Well, that's that done. Hughesd is no more. My web site is now daftworks.co.uk and my email address is too! I've had the same domain and email address for nigh on 12 years and it feels like I've changed something fundamental about myself. I know I haven't. It's just a silly address. Or is it?

I mean, I grew up when computers were just starting. Email hadn't even been invented yet and it wasn't until I started at university that the concept started to take off. Back then an email address was a novelty, used only for communication within the university, but it took off, didn't it?

Now I look at email and it's become a big part of day to day life for people and organisations. Many people consider email to be as official a communication medium as written letters. It is, after all, a written record.

Businesses use emails inconsistently, but everyone seems to be moving towards embracing the email as a legally binding document, and I think that's a good thing. As I said, it's a written record of intent and action in many cases.

So maybe changing my email address IS a big thing. Now I have to tell everyone that I've done it, for one thing, or they'll be emailing the ether.

So the new website then. What's that all about? DaftWorks?

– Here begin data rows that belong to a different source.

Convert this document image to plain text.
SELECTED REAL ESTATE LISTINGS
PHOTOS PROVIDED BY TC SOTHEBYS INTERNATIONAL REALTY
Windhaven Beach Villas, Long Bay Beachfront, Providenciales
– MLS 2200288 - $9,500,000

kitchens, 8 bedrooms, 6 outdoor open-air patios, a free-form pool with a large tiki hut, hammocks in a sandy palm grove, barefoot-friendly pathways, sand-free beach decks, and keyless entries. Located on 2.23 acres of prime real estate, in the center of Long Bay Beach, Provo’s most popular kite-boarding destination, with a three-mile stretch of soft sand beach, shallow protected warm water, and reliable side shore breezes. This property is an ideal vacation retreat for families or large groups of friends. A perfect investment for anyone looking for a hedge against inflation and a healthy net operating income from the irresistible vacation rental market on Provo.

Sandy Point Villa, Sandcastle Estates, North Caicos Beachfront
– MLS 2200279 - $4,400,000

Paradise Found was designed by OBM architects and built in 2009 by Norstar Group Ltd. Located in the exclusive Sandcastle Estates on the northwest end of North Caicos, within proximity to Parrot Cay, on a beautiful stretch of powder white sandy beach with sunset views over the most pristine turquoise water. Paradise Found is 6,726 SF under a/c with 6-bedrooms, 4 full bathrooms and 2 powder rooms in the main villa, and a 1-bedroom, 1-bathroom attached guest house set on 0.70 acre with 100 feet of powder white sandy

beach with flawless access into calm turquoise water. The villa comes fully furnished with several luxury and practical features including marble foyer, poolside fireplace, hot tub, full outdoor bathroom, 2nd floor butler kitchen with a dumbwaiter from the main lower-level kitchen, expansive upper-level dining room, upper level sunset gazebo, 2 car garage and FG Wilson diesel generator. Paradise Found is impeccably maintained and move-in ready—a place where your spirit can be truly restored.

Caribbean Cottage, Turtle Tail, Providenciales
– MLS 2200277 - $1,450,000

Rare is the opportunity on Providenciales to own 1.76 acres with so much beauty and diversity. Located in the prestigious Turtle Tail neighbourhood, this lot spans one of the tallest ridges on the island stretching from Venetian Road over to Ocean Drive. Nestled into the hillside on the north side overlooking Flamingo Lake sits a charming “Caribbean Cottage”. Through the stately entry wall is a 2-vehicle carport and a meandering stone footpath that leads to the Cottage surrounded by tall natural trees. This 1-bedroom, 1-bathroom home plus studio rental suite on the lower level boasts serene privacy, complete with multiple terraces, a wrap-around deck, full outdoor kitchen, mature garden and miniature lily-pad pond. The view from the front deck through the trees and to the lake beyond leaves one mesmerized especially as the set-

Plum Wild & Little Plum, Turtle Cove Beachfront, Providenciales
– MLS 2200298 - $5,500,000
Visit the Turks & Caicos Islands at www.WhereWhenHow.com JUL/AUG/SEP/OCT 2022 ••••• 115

Why change the domain name? Because I got fed up of this conversation:

"What's your email address?"

"daveh@hughesd.co.uk"

"Can you spell that?"

"my first name plus my last initial, then an "at" symbol, then my last name plus my first initial."

<pause>

"Can you spell that?"

<sigh>

" d , a , v ..."

It got tiring. So I wanted to change it to something that might be easier to say, easier to spell and hopefully easier to remember. I did think of dtwh.co.uk, but it again locked me into my own name. I wanted to expand the concept of a personal website and try and do something with it. selezen.co.uk sprang to mind, but again there was the spelling out thing.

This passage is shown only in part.